Older People Abuse Narcotics Too And May Doctor Shop
There is a renewed federal effort to crack down on pill mills that over prescribe narcotic medications and have led to an epidemic of pain management medication misuse in the United States. However, the problem is not just in those situations. One would not think that the older generation significantly abuses narcotic buy adderall online , however, they actually do.
Patients who participate in the Medicare part D program for prescription drugs have now been shown to have a significant incidence of “doctor shopping”. “Doctor shopping” is a term used to describe a patient who acquires narcotic medication from one doctor, and then turns around to see another doctor or maybe even a few to acquire more narcotic medication. These medications are either taken because the patient is addicted to them or the patient is either selling them or maybe trading them for illicit drugs.

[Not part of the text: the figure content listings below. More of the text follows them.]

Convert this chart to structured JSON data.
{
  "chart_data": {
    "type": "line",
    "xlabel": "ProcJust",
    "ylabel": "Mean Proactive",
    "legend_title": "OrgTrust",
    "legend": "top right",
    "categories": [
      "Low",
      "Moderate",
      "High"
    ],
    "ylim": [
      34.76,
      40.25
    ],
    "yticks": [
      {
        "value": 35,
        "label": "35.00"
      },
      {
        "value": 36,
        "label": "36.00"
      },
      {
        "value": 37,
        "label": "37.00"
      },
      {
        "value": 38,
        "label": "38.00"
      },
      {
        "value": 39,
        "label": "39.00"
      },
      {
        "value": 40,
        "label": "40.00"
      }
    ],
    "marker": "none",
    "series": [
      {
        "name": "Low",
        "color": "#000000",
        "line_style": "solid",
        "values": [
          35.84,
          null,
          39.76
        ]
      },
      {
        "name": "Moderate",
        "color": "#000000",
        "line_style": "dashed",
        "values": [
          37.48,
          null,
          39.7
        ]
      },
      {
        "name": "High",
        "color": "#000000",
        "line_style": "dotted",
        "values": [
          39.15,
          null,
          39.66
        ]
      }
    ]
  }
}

Usually, the prescribing physicians involved in this “doctor shopping” scam have no idea that the patient is acquiring narcotics from multiple doctors. In a study that was submitted recently to the Government Accountability Office, it was reported that over 170,000 Medicare Part D patients acquired narcotic prescriptions from over 5 doctors. This is fairly indicative of “doctor shopping”.
The study was accumulated in 2008 and looked at 14 classes of controlled and noncontrolled substances that are frequently abused. This amount of patients represented close to 2% of all beneficiaries involved in Part D Medicare who received prescriptions.

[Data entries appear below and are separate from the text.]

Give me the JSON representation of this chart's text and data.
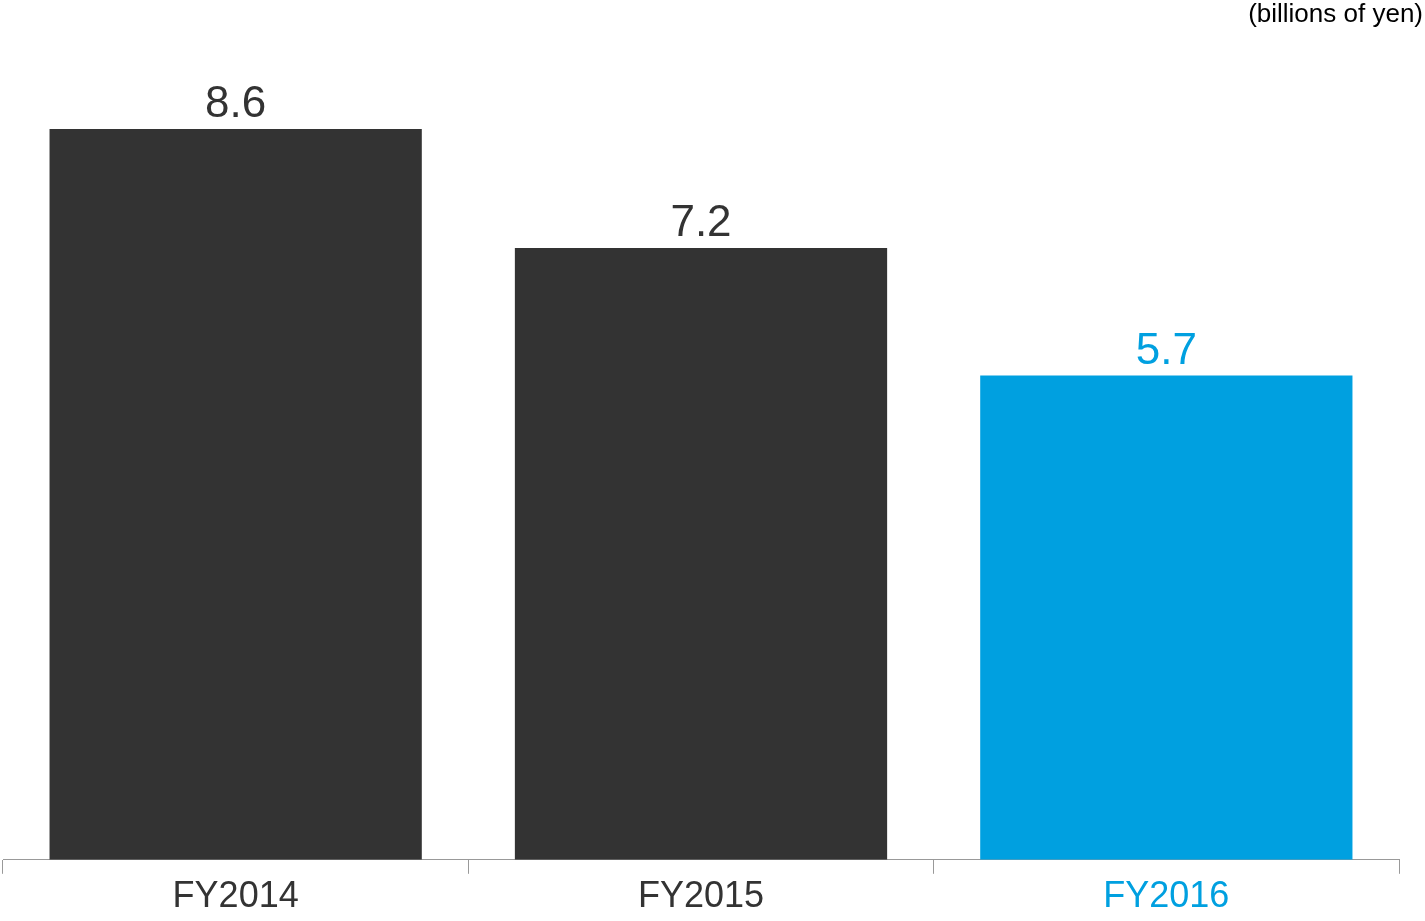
{
  "chart_data": {
    "type": "bar",
    "ylabel": "(billions of yen)",
    "categories": [
      "FY2014",
      "FY2015",
      "FY2016"
    ],
    "values": [
      8.6,
      7.2,
      5.7
    ],
    "colors": [
      "#333333",
      "#333333",
      "#00a0e0"
    ],
    "data_labels": true,
    "grid": false,
    "legend": false
  }
}
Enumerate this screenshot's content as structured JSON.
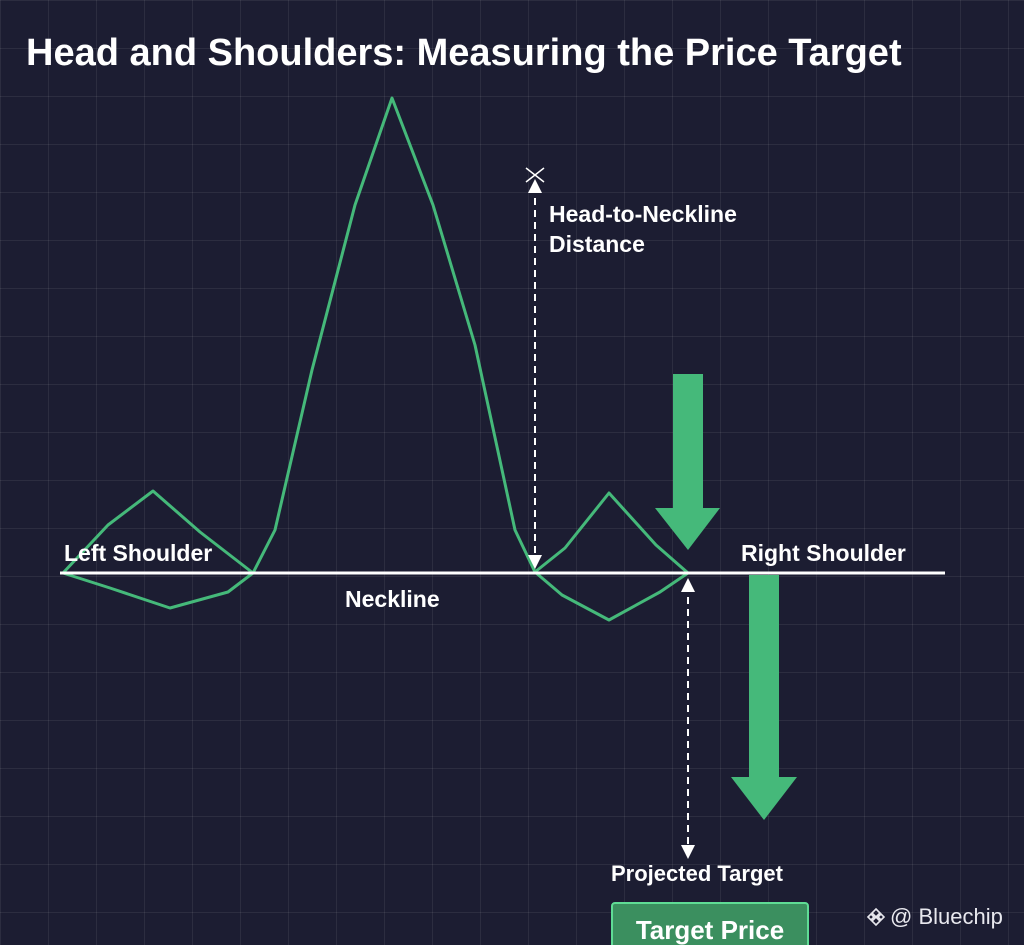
{
  "title": "Head and Shoulders: Measuring the Price Target",
  "labels": {
    "left_shoulder": "Left Shoulder",
    "right_shoulder": "Right Shoulder",
    "neckline": "Neckline",
    "distance_line1": "Head-to-Neckline",
    "distance_line2": "Distance",
    "projected_target": "Projected Target",
    "target_price": "Target Price"
  },
  "watermark": {
    "symbol": "@",
    "text": "Bluechip",
    "icon": "diamond-logo-icon"
  },
  "colors": {
    "background": "#1c1d32",
    "price_line": "#45b97a",
    "arrow": "#45b97a",
    "neckline": "#ffffff",
    "text": "#ffffff"
  }
}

These prescriptions totaled approximately $148 million in damages for the medication itself, not the office visits. Medicare Part D is a plan that was created back 5 years ago to provide drug coverage to participants.

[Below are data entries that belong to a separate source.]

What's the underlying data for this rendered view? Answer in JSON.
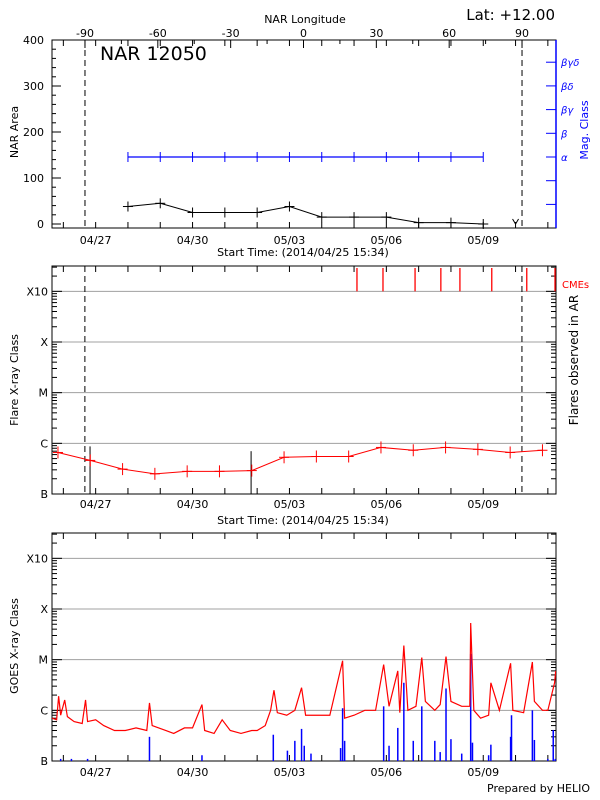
{
  "header": {
    "lat_label": "Lat: +12.00",
    "footer": "Prepared by HELIO"
  },
  "colors": {
    "area": "#000000",
    "mag_class": "#0000ff",
    "flares": "#ff0000",
    "cme": "#ff0000",
    "goes_long": "#ff0000",
    "goes_short": "#0000ff",
    "ar_flare_obs": "#000000",
    "grid": "#a0a0a0"
  },
  "chart_data": [
    {
      "type": "line",
      "title": "NAR 12050",
      "xlabel": "Start Time: (2014/04/25 15:34)",
      "ylabel": "NAR Area",
      "y2label": "Mag. Class",
      "top_axis_label": "NAR Longitude",
      "top_ticks": [
        "-90",
        "-60",
        "-30",
        "0",
        "30",
        "60",
        "90"
      ],
      "x_ticks": [
        "04/27",
        "04/30",
        "05/03",
        "05/06",
        "05/09"
      ],
      "ylim": [
        0,
        400
      ],
      "y_ticks": [
        "0",
        "100",
        "200",
        "300",
        "400"
      ],
      "y2_ticks": [
        "α",
        "β",
        "βγ",
        "βδ",
        "βγδ"
      ],
      "limb_longitudes": [
        -90,
        90
      ],
      "series": [
        {
          "x": [
            "2014-04-28 00:00",
            "2014-04-29 00:00",
            "2014-04-30 00:00",
            "2014-05-01 00:00",
            "2014-05-02 00:00",
            "2014-05-03 00:00",
            "2014-05-04 00:00",
            "2014-05-05 00:00",
            "2014-05-06 00:00",
            "2014-05-07 00:00",
            "2014-05-08 00:00",
            "2014-05-09 00:00"
          ],
          "values": [
            38,
            45,
            25,
            25,
            25,
            38,
            15,
            15,
            15,
            3,
            3,
            0
          ]
        },
        {
          "x": [
            "2014-04-28 00:00",
            "2014-04-29 00:00",
            "2014-04-30 00:00",
            "2014-05-01 00:00",
            "2014-05-02 00:00",
            "2014-05-03 00:00",
            "2014-05-04 00:00",
            "2014-05-05 00:00",
            "2014-05-06 00:00",
            "2014-05-07 00:00",
            "2014-05-08 00:00",
            "2014-05-09 00:00"
          ],
          "classes": [
            "α",
            "α",
            "α",
            "α",
            "α",
            "α",
            "α",
            "α",
            "α",
            "α",
            "α",
            "α"
          ]
        }
      ],
      "arrow_marker": {
        "x": "2014-05-10 00:00",
        "value": 0
      }
    },
    {
      "type": "line",
      "xlabel": "Start Time: (2014/04/25 15:34)",
      "ylabel": "Flare X-ray Class",
      "y2label": "Flares observed in AR",
      "cme_label": "CMEs",
      "x_ticks": [
        "04/27",
        "04/30",
        "05/03",
        "05/06",
        "05/09"
      ],
      "y_ticks": [
        "B",
        "C",
        "M",
        "X",
        "X10"
      ],
      "grid": true,
      "series": [
        {
          "x": [
            "2014-04-25 20:00",
            "2014-04-26 20:00",
            "2014-04-27 20:00",
            "2014-04-28 20:00",
            "2014-04-29 20:00",
            "2014-04-30 20:00",
            "2014-05-01 20:00",
            "2014-05-02 20:00",
            "2014-05-03 20:00",
            "2014-05-04 20:00",
            "2014-05-05 20:00",
            "2014-05-06 20:00",
            "2014-05-07 20:00",
            "2014-05-08 20:00",
            "2014-05-09 20:00",
            "2014-05-10 20:00"
          ],
          "values": [
            "B6.6",
            "B4.6",
            "B3.1",
            "B2.5",
            "B2.8",
            "B2.8",
            "B2.9",
            "B5.3",
            "B5.5",
            "B5.5",
            "B8.3",
            "B7.3",
            "B8.3",
            "B7.6",
            "B6.6",
            "B7.3"
          ]
        }
      ],
      "ar_flares": [
        {
          "x": "2014-04-26 19:50",
          "value": "B8.7"
        },
        {
          "x": "2014-05-01 19:30",
          "value": "B7.0"
        }
      ],
      "cmes": [
        "2014-05-05 02:10",
        "2014-05-05 21:30",
        "2014-05-06 21:20",
        "2014-05-07 16:30",
        "2014-05-08 06:40",
        "2014-05-09 06:20",
        "2014-05-10 08:20",
        "2014-05-11 05:50"
      ],
      "limb_times": [
        "2014-04-26 16:00",
        "2014-05-10 04:45"
      ]
    },
    {
      "type": "line",
      "ylabel": "GOES X-ray Class",
      "x_ticks": [
        "04/27",
        "04/30",
        "05/03",
        "05/06",
        "05/09"
      ],
      "y_ticks": [
        "B",
        "C",
        "M",
        "X",
        "X10"
      ],
      "grid": true,
      "series": [
        {
          "points": [
            [
              "2014-04-25 15:40",
              "B7"
            ],
            [
              "2014-04-25 19:00",
              "B6.5"
            ],
            [
              "2014-04-25 20:30",
              "C1.9"
            ],
            [
              "2014-04-25 22:00",
              "B8"
            ],
            [
              "2014-04-26 01:00",
              "C1.6"
            ],
            [
              "2014-04-26 03:00",
              "B7.5"
            ],
            [
              "2014-04-26 08:00",
              "B6"
            ],
            [
              "2014-04-26 14:00",
              "B5.5"
            ],
            [
              "2014-04-26 16:30",
              "C1.6"
            ],
            [
              "2014-04-26 18:00",
              "B6"
            ],
            [
              "2014-04-27 00:00",
              "B6.5"
            ],
            [
              "2014-04-27 06:00",
              "B5"
            ],
            [
              "2014-04-27 14:00",
              "B4"
            ],
            [
              "2014-04-27 22:00",
              "B4"
            ],
            [
              "2014-04-28 06:00",
              "B4.5"
            ],
            [
              "2014-04-28 14:00",
              "B4"
            ],
            [
              "2014-04-28 16:00",
              "C1.4"
            ],
            [
              "2014-04-28 18:00",
              "B5"
            ],
            [
              "2014-04-29 04:00",
              "B4"
            ],
            [
              "2014-04-29 10:00",
              "B3.5"
            ],
            [
              "2014-04-29 18:00",
              "B4.5"
            ],
            [
              "2014-04-30 00:00",
              "B4.5"
            ],
            [
              "2014-04-30 07:00",
              "C1.3"
            ],
            [
              "2014-04-30 09:00",
              "B4"
            ],
            [
              "2014-04-30 16:00",
              "B3.5"
            ],
            [
              "2014-04-30 22:00",
              "B6.5"
            ],
            [
              "2014-05-01 04:00",
              "B4"
            ],
            [
              "2014-05-01 12:00",
              "B3.5"
            ],
            [
              "2014-05-01 20:00",
              "B4"
            ],
            [
              "2014-05-02 00:00",
              "B4"
            ],
            [
              "2014-05-02 06:00",
              "B5"
            ],
            [
              "2014-05-02 10:00",
              "C1.0"
            ],
            [
              "2014-05-02 12:30",
              "C2.5"
            ],
            [
              "2014-05-02 15:00",
              "B9"
            ],
            [
              "2014-05-02 22:00",
              "B8"
            ],
            [
              "2014-05-03 04:00",
              "C1.0"
            ],
            [
              "2014-05-03 09:00",
              "C2.8"
            ],
            [
              "2014-05-03 12:00",
              "B8"
            ],
            [
              "2014-05-03 20:00",
              "B8"
            ],
            [
              "2014-05-04 06:00",
              "B8"
            ],
            [
              "2014-05-04 15:30",
              "C9.5"
            ],
            [
              "2014-05-04 17:00",
              "B7"
            ],
            [
              "2014-05-05 00:00",
              "B8"
            ],
            [
              "2014-05-05 08:00",
              "C1.0"
            ],
            [
              "2014-05-05 16:00",
              "C1.0"
            ],
            [
              "2014-05-05 22:00",
              "C8"
            ],
            [
              "2014-05-06 02:00",
              "C1.2"
            ],
            [
              "2014-05-06 08:30",
              "C6"
            ],
            [
              "2014-05-06 10:00",
              "B9"
            ],
            [
              "2014-05-06 13:00",
              "M1.9"
            ],
            [
              "2014-05-06 16:00",
              "C1.0"
            ],
            [
              "2014-05-06 22:00",
              "C1.2"
            ],
            [
              "2014-05-07 02:20",
              "M1.1"
            ],
            [
              "2014-05-07 05:00",
              "C1.5"
            ],
            [
              "2014-05-07 12:00",
              "C1.0"
            ],
            [
              "2014-05-07 16:00",
              "C1.3"
            ],
            [
              "2014-05-07 20:20",
              "M1.15"
            ],
            [
              "2014-05-08 00:00",
              "C1.5"
            ],
            [
              "2014-05-08 08:00",
              "C1.2"
            ],
            [
              "2014-05-08 14:00",
              "C1.2"
            ],
            [
              "2014-05-08 14:40",
              "M5.3"
            ],
            [
              "2014-05-08 17:00",
              "C1.0"
            ],
            [
              "2014-05-08 22:00",
              "B7"
            ],
            [
              "2014-05-09 04:00",
              "B8"
            ],
            [
              "2014-05-09 05:40",
              "C3.5"
            ],
            [
              "2014-05-09 12:00",
              "C1.0"
            ],
            [
              "2014-05-09 20:20",
              "C8.5"
            ],
            [
              "2014-05-09 22:00",
              "C1.0"
            ],
            [
              "2014-05-10 06:00",
              "B9"
            ],
            [
              "2014-05-10 12:30",
              "C9"
            ],
            [
              "2014-05-10 14:00",
              "C1.5"
            ],
            [
              "2014-05-10 20:00",
              "C1.0"
            ],
            [
              "2014-05-11 00:00",
              "C1.0"
            ],
            [
              "2014-05-11 05:00",
              "C3.5"
            ],
            [
              "2014-05-11 05:50",
              "C6"
            ]
          ]
        },
        {
          "spikes": [
            [
              "2014-04-25 22:00",
              "B1.1"
            ],
            [
              "2014-04-26 06:00",
              "B1.1"
            ],
            [
              "2014-04-26 18:00",
              "B1.1"
            ],
            [
              "2014-04-28 16:00",
              "B3.0"
            ],
            [
              "2014-04-30 07:00",
              "B1.3"
            ],
            [
              "2014-05-02 12:00",
              "B3.3"
            ],
            [
              "2014-05-02 22:30",
              "B1.6"
            ],
            [
              "2014-05-03 04:00",
              "B2.5"
            ],
            [
              "2014-05-03 09:00",
              "B4.3"
            ],
            [
              "2014-05-03 11:00",
              "B2"
            ],
            [
              "2014-05-03 16:00",
              "B1.4"
            ],
            [
              "2014-05-04 14:00",
              "B1.8"
            ],
            [
              "2014-05-04 15:30",
              "C1.1"
            ],
            [
              "2014-05-04 17:00",
              "B2.5"
            ],
            [
              "2014-05-05 22:00",
              "C1.2"
            ],
            [
              "2014-05-06 02:00",
              "B2"
            ],
            [
              "2014-05-06 08:30",
              "B4.5"
            ],
            [
              "2014-05-06 13:00",
              "C3.5"
            ],
            [
              "2014-05-06 20:00",
              "B2.5"
            ],
            [
              "2014-05-07 02:20",
              "C1.2"
            ],
            [
              "2014-05-07 12:00",
              "B2.5"
            ],
            [
              "2014-05-07 16:00",
              "B1.5"
            ],
            [
              "2014-05-07 20:20",
              "C2.7"
            ],
            [
              "2014-05-08 00:00",
              "B2.7"
            ],
            [
              "2014-05-08 08:00",
              "B1.4"
            ],
            [
              "2014-05-08 14:40",
              "M1.3"
            ],
            [
              "2014-05-08 16:00",
              "B2.3"
            ],
            [
              "2014-05-09 04:00",
              "B1.3"
            ],
            [
              "2014-05-09 05:40",
              "B2.1"
            ],
            [
              "2014-05-09 20:20",
              "B3"
            ],
            [
              "2014-05-09 21:00",
              "B8"
            ],
            [
              "2014-05-10 12:30",
              "C1.0"
            ],
            [
              "2014-05-10 14:00",
              "B2.6"
            ],
            [
              "2014-05-11 00:00",
              "B1.1"
            ],
            [
              "2014-05-11 04:00",
              "B4.1"
            ],
            [
              "2014-05-11 05:30",
              "B1.1"
            ]
          ]
        }
      ]
    }
  ]
}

The predominant medication acquired in the doctor shopping was hydrocodone along with oxycodone. It should be noted that hydrocodone, which is best known as Vicodin, is the most predominantly prescribed medication in the world (overall, not just among narcotics).
A lot of the participants in Medicare Part D represent disabled individuals. So it should not come as a huge surprise that there are a lot of people in this group on narcotics. What should come as a surprise is the amount of individuals who are receiving narcotic prescriptions from 5 or more doctors in the group.
Doctor shopping is now often able to be spotted due to commonalities between these patients. They will often ask for early refills of their prescriptions, or refuse to see a specialist despite repetitive recommendations. Or they will often ask specifically for oxycodone stating that they have an allergy to other medications.
The Center For Medicare Services is instituting methods to reduce doctor shopping by the Part D patients. These include state prescription drug monitoring programs, encouraging electronic prescribing, centralizing claims data across federal health care programs, and helping the drug plans involved with Part D to become better at spotting and preventing drug abuse.